Да, велика была разница между тем, как относился к чести подобного
приглашения Пьетранджело и как представлял себе свое триумфальное
вступление в свет Микеле. Опьяненный сначала тем, что казалось ему любовью
княжны, потом ошеломленный благосклонностью маркиза, возмущенный, наконец,
дерзостью старого господина в теплом платье, он просто не знал теперь, что
и думать. Все его теории о победоносном шествии таланта рушились перед
беспечной простотой его отца, принимавшего знаки почтения со спокойной
благодарностью, а пренебрежение - с веселой усмешкой.
У ворот виллы Микеле столкнулся с Маньяни, тоже уходившим домой. Но,
пройдя сотню шагов, молодые люди, возбужденные прохладой утреннего воздуха,
решили не идти спать, а, обогнув холм, насладиться картиной рассвета, ибо
уже начинали белеть склоны Этны. Поднявшись до половины ближайшего холма,
они уселись на краю живописного утеса; справа от них видна была вилла
Пальмароза, еще сверкающая огнями и гремящая звуками музыки, а слева
возвышалась гордая пирамида вулкана и виднелись опоясывающие ее до самой
вершины широкие полосы зелени, скал и снегов. То было изумительное и
волшебное зрелище. Все казалось смутным, уходящим в бесконечную даль, и
область Piedimonta почти не отличалась от лежащей выше, называемой
Nemorosa, или Silvosa*. В то время как заря, отраженная морем, бледными и
неясными бликами скользила по нижней части картины, на вершине горы с
удивительной четкостью вырисовывались в прозрачном ночном воздухе ее
страшные ущелья и девственные снега, а синева над челом горы-великана еще
усеяна была звездами.
______________
* Лесистая (лат. и итал.).

Величественное молчание и благородная чистота уходящей в заоблачные
края вершины резко отличались от царившей вокруг дворца суеты: рядом с
немой и спокойной Этной музыка, крики лакеев, грохот карет казались жалким
итогом человеческой жизни перед лицом таинственной бездны - вечности. По
мере того как разгоралась заря, вершина вулкана бледнела и ее пышный султан
багрового дыма, пересекавший синее небо, мало-помалу принял тоже синий
оттенок и развернулся лазурной змеей на опаловом небосводе.

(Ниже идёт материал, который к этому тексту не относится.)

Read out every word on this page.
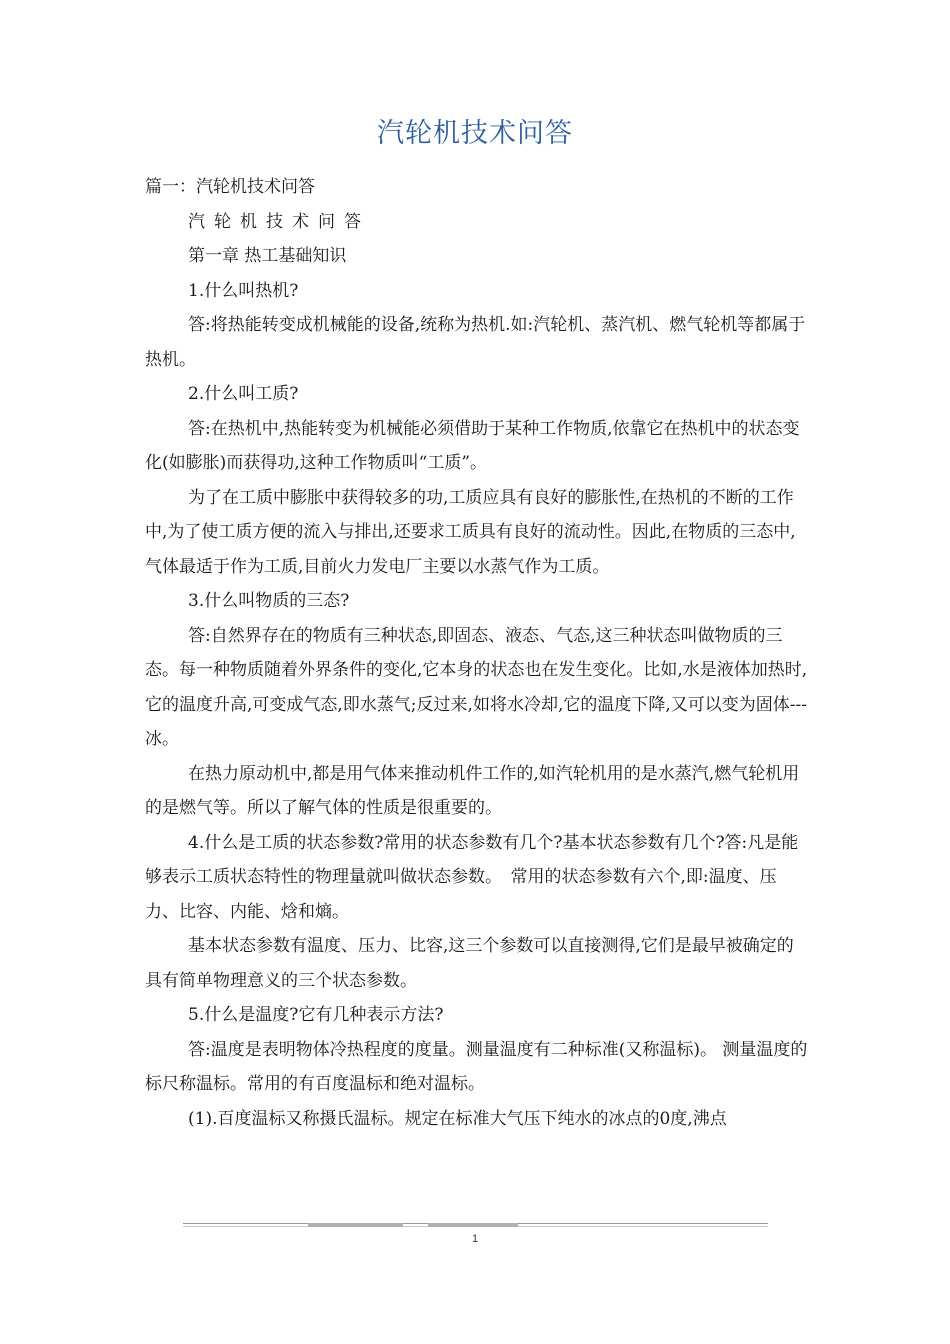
汽轮机技术问答

篇一：汽轮机技术问答

汽轮机技术问答

第一章 热工基础知识

1.什么叫热机?

答:将热能转变成机械能的设备,统称为热机.如:汽轮机、蒸汽机、燃气轮机等都属于热机。

2.什么叫工质?

答:在热机中,热能转变为机械能必须借助于某种工作物质,依靠它在热机中的状态变化(如膨胀)而获得功,这种工作物质叫“工质”。

为了在工质中膨胀中获得较多的功,工质应具有良好的膨胀性,在热机的不断的工作中,为了使工质方便的流入与排出,还要求工质具有良好的流动性。因此,在物质的三态中,气体最适于作为工质,目前火力发电厂主要以水蒸气作为工质。

3.什么叫物质的三态?

答:自然界存在的物质有三种状态,即固态、液态、气态,这三种状态叫做物质的三态。每一种物质随着外界条件的变化,它本身的状态也在发生变化。比如,水是液体加热时,它的温度升高,可变成气态,即水蒸气;反过来,如将水冷却,它的温度下降,又可以变为固体---冰。

在热力原动机中,都是用气体来推动机件工作的,如汽轮机用的是水蒸汽,燃气轮机用的是燃气等。所以了解气体的性质是很重要的。

4.什么是工质的状态参数?常用的状态参数有几个?基本状态参数有几个?答:凡是能够表示工质状态特性的物理量就叫做状态参数。　常用的状态参数有六个,即:温度、压力、比容、内能、焓和熵。

基本状态参数有温度、压力、比容,这三个参数可以直接测得,它们是最早被确定的具有简单物理意义的三个状态参数。

5.什么是温度?它有几种表示方法?

答:温度是表明物体冷热程度的度量。测量温度有二种标准(又称温标)。 测量温度的标尺称温标。常用的有百度温标和绝对温标。

(1).百度温标又称摄氏温标。规定在标准大气压下纯水的冰点的0度,沸点

1
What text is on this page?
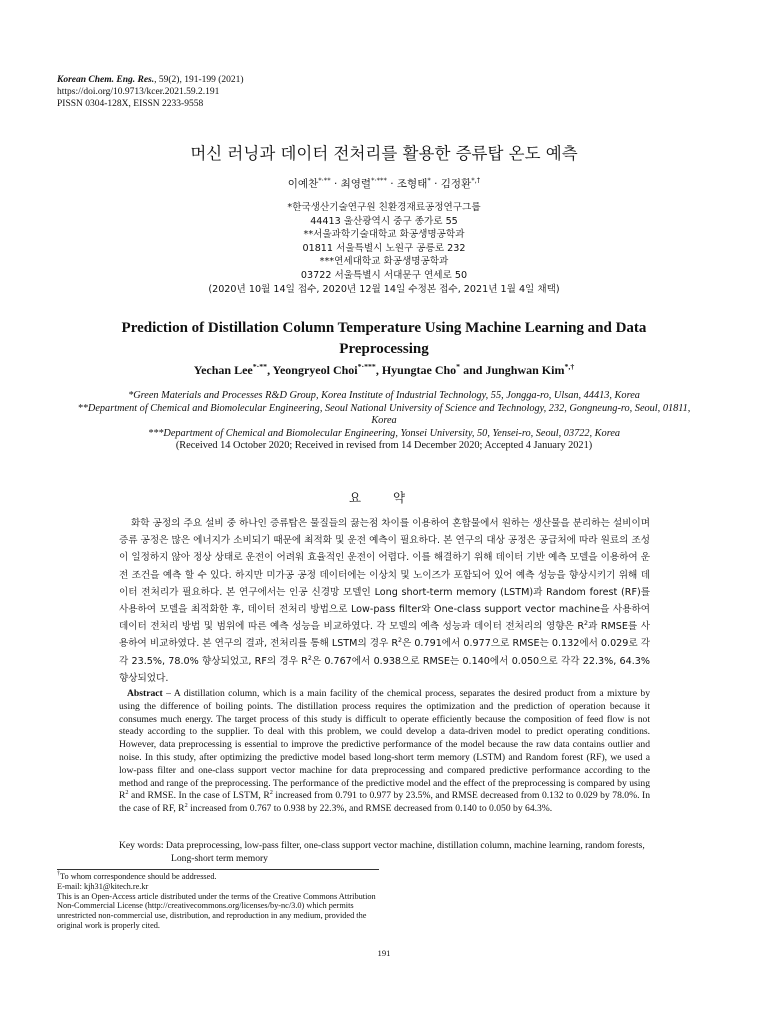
Korean Chem. Eng. Res., 59(2), 191-199 (2021)
https://doi.org/10.9713/kcer.2021.59.2.191
PISSN 0304-128X, EISSN 2233-9558
머신 러닝과 데이터 전처리를 활용한 증류탑 온도 예측
이예찬*·** · 최영렬*·*** · 조형태* · 김정환*,†
*한국생산기술연구원 친환경재료공정연구그룹
44413 울산광역시 중구 종가로 55
**서울과학기술대학교 화공생명공학과
01811 서울특별시 노원구 공릉로 232
***연세대학교 화공생명공학과
03722 서울특별시 서대문구 연세로 50
(2020년 10월 14일 접수, 2020년 12월 14일 수정본 접수, 2021년 1월 4일 채택)
Prediction of Distillation Column Temperature Using Machine Learning and Data Preprocessing
Yechan Lee*·**, Yeongryeol Choi*·***, Hyungtae Cho* and Junghwan Kim*,†
*Green Materials and Processes R&D Group, Korea Institute of Industrial Technology, 55, Jongga-ro, Ulsan, 44413, Korea
**Department of Chemical and Biomolecular Engineering, Seoul National University of Science and Technology, 232, Gongneung-ro, Seoul, 01811, Korea
***Department of Chemical and Biomolecular Engineering, Yonsei University, 50, Yensei-ro, Seoul, 03722, Korea
(Received 14 October 2020; Received in revised from 14 December 2020; Accepted 4 January 2021)
요 약
화학 공정의 주요 설비 중 하나인 증류탑은 물질들의 끓는점 차이를 이용하여 혼합물에서 원하는 생산물을 분리하는 설비이며 증류 공정은 많은 에너지가 소비되기 때문에 최적화 및 운전 예측이 필요하다. 본 연구의 대상 공정은 공급처에 따라 원료의 조성이 일정하지 않아 정상 상태로 운전이 어려워 효율적인 운전이 어렵다. 이를 해결하기 위해 데이터 기반 예측 모델을 이용하여 운전 조건을 예측 할 수 있다. 하지만 미가공 공정 데이터에는 이상치 및 노이즈가 포함되어 있어 예측 성능을 향상시키기 위해 데이터 전처리가 필요하다. 본 연구에서는 인공 신경망 모델인 Long short-term memory (LSTM)과 Random forest (RF)를 사용하여 모델을 최적화한 후, 데이터 전처리 방법으로 Low-pass filter와 One-class support vector machine을 사용하여 데이터 전처리 방법 및 범위에 따른 예측 성능을 비교하였다. 각 모델의 예측 성능과 데이터 전처리의 영향은 $R^2$과 RMSE를 사용하여 비교하였다. 본 연구의 결과, 전처리를 통해 LSTM의 경우 $R^2$은 0.791에서 0.977으로 RMSE는 0.132에서 0.029로 각각 23.5%, 78.0% 향상되었고, RF의 경우 $R^2$은 0.767에서 0.938으로 RMSE는 0.140에서 0.050으로 각각 22.3%, 64.3% 향상되었다.
Abstract – A distillation column, which is a main facility of the chemical process, separates the desired product from a mixture by using the difference of boiling points. The distillation process requires the optimization and the prediction of operation because it consumes much energy. The target process of this study is difficult to operate efficiently because the composition of feed flow is not steady according to the supplier. To deal with this problem, we could develop a data-driven model to predict operating conditions. However, data preprocessing is essential to improve the predictive performance of the model because the raw data contains outlier and noise. In this study, after optimizing the predictive model based long-short term memory (LSTM) and Random forest (RF), we used a low-pass filter and one-class support vector machine for data preprocessing and compared predictive performance according to the method and range of the preprocessing. The performance of the predictive model and the effect of the preprocessing is compared by using $R^2$ and RMSE. In the case of LSTM, $R^2$ increased from 0.791 to 0.977 by 23.5%, and RMSE decreased from 0.132 to 0.029 by 78.0%. In the case of RF, $R^2$ increased from 0.767 to 0.938 by 22.3%, and RMSE decreased from 0.140 to 0.050 by 64.3%.
Key words: Data preprocessing, low-pass filter, one-class support vector machine, distillation column, machine learning, random forests, Long-short term memory
†To whom correspondence should be addressed.
E-mail: kjh31@kitech.re.kr
This is an Open-Access article distributed under the terms of the Creative Commons Attribution Non-Commercial License (http://creativecommons.org/licenses/by-nc/3.0) which permits unrestricted non-commercial use, distribution, and reproduction in any medium, provided the original work is properly cited.
191
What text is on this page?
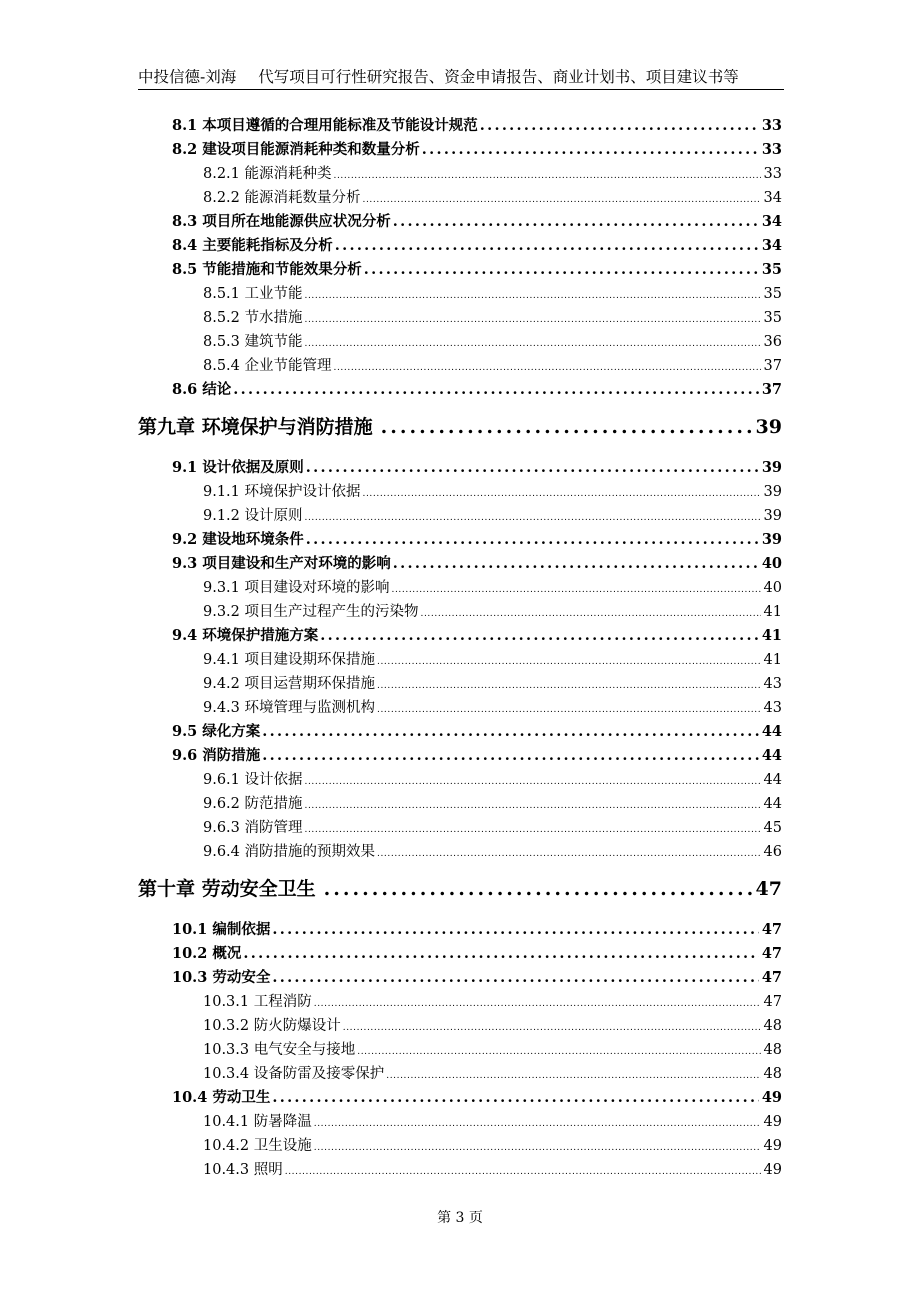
中投信德-刘海 代写项目可行性研究报告、资金申请报告、商业计划书、项目建议书等
8.1 本项目遵循的合理用能标准及节能设计规范 .....	33
8.2 建设项目能源消耗种类和数量分析 .....	33
8.2.1 能源消耗种类 .....	33
8.2.2 能源消耗数量分析 .....	34
8.3 项目所在地能源供应状况分析 .....	34
8.4 主要能耗指标及分析 .....	34
8.5 节能措施和节能效果分析 .....	35
8.5.1 工业节能 .....	35
8.5.2 节水措施 .....	35
8.5.3 建筑节能 .....	36
8.5.4 企业节能管理 .....	37
8.6 结论 .....	37
第九章 环境保护与消防措施 .....	39
9.1 设计依据及原则 .....	39
9.1.1 环境保护设计依据 .....	39
9.1.2 设计原则 .....	39
9.2 建设地环境条件 .....	39
9.3 项目建设和生产对环境的影响 .....	40
9.3.1 项目建设对环境的影响 .....	40
9.3.2 项目生产过程产生的污染物 .....	41
9.4 环境保护措施方案 .....	41
9.4.1 项目建设期环保措施 .....	41
9.4.2 项目运营期环保措施 .....	43
9.4.3 环境管理与监测机构 .....	43
9.5 绿化方案 .....	44
9.6 消防措施 .....	44
9.6.1 设计依据 .....	44
9.6.2 防范措施 .....	44
9.6.3 消防管理 .....	45
9.6.4 消防措施的预期效果 .....	46
第十章 劳动安全卫生 .....	47
10.1 编制依据 .....	47
10.2 概况 .....	47
10.3 劳动安全 .....	47
10.3.1 工程消防 .....	47
10.3.2 防火防爆设计 .....	48
10.3.3 电气安全与接地 .....	48
10.3.4 设备防雷及接零保护 .....	48
10.4 劳动卫生 .....	49
10.4.1 防暑降温 .....	49
10.4.2 卫生设施 .....	49
10.4.3 照明 .....	49
第 3 页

Тогда вся картина преобразилась и контраст стал иным. Шум и движение
вокруг дворца быстро стихали, в то время как ужасный вулкан, его страшные
кручи и зияющие пропасти становились все более отчетливыми, а следы
опустошений, которые Этна запечатлела на почве от кратера до самого
подножия, простирались намного дальше того места, откуда созерцали ее
Микеле и Маньяни; они доходили до самой бухты, где лежит Катания,
опоясанная бесчисленными обломками черной, будто черное дерево, лавы.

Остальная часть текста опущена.